Disclaimer: I'm not entirely sure if this is the correct stack-exchange for this matter.
We're a small to medium company in the EU (about 70 employees). We develop and sell equipment and accompanying software for a very niche market segment. We also try to be very "agile" about it, as in "phone rings, customers ask for xyz, we make xyz happen asap", regardless of whether its a one off hack.
This high velocity neglects proper open source licensing handling. For context, out of these 70 employees, only two are software engineers. So this particular topic is not on the very top of the management's priority list.
Here is the rough situation:
Customers receive a device and some software sold together as one product. The software is running on-premise.
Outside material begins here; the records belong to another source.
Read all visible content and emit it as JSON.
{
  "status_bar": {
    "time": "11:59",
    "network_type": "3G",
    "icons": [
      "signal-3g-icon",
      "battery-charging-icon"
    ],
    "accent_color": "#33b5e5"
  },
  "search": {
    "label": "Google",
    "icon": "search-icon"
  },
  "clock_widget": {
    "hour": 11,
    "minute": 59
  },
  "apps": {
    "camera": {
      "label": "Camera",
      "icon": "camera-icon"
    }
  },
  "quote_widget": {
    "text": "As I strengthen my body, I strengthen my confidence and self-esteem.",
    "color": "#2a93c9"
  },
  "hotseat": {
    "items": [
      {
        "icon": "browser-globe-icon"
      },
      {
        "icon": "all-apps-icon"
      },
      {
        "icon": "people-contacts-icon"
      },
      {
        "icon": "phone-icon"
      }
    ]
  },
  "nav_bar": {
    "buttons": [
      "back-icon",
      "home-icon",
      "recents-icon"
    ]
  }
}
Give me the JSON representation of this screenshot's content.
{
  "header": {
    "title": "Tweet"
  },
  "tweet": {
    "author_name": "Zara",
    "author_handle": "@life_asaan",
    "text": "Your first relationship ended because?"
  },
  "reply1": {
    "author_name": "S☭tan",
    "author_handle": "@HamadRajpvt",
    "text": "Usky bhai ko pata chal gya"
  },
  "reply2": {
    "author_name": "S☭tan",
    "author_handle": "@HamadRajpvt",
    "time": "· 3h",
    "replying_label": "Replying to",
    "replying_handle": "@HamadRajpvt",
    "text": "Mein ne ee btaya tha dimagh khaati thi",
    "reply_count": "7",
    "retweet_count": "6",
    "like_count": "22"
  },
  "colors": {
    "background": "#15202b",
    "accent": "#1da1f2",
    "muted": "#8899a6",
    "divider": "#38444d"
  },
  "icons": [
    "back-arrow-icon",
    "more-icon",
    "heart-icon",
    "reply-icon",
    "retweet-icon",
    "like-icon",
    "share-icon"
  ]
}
a web app running Django and the usual assortment of CSS/JS libraries
The web app is supplied open-sourced, but that is not stated anywhere and is also not by design, rather out of convenience. The only open source related thing it does, it has an about page which states and links to the core components being used, i.e. Django, Python, Lodash and the likes. It is certainly missing to disclose some of these, especially if you'd consider transitive dependencies.
a WPF (.net/c#) desktop app
This one is closed source. It states the full license text and links to the homepage of two major components within the app itself in an about page/section. But again, probably not all used (nuget) packages. For example, it does not state the usage of log4net.
within the device, touch panels running Raspbian and a QML (Qt5) interface
This is, I guess, the tricky part. It is supplied as open source, but again, not stated anywhere. But you could just take a screwdriver and grab the SD-card from one of the raspberries inside. The whole usage of Raspbian is not stated anywhere, neither is the usage of Qt5 (LGPL in this case) and various python libraries (most notably PySide2 and Raspbian itself which is afaik GPL)
What I would like to do now (rather late than never) is basically do our due diligence in terms of fulfilling the licence requirements. I recently had a lengthy talk with a software compliance expert which essentially boiled down to "if someone really wants to mess with you", there is the
potential danger of an prohibition of sale via temporary injunction
. Which could be devastating to a smaller company.
While I am aware of the basics of how I would comply with i.e. a MIT or LGPL licensed part, what's a good approach for this particular scenario, where these parts, all the software and the device itself form one product. I am assuming this is not an uncommon scenario, so there are probably some established ways or best practices' around?
Possible solutions I could think of:
- state all the parts and licenses somewhere centrally, i.e. on our homepage or a dedicated product page?
- similar idea, state all the licenses in a (pdf) manual?
- bite the bullet and list all parts and licenses where they are used? Especially on the touch screen we (as in our sales and markets folks) would very much like to avoid having some 'About' button cluttering the constrained interface space
So tl;dr, the question is how to comply with all the (licenses of) used 3rd party open source components in a manageable way, i.e. not putting hundreds of man-hours on it nor involving an expensive external advisor. That is, not how do I comply with license xyz (i can look that up, although tedious), but where would I ideally supply all that information, links, potential source code.
To make matters worse, searching this stack-exchange also indicates I would have to include every transitive dependency as well. Although it's good enough, if I understood correctly, if one of the first-order dependencies that I link to in turn links to its dependencies.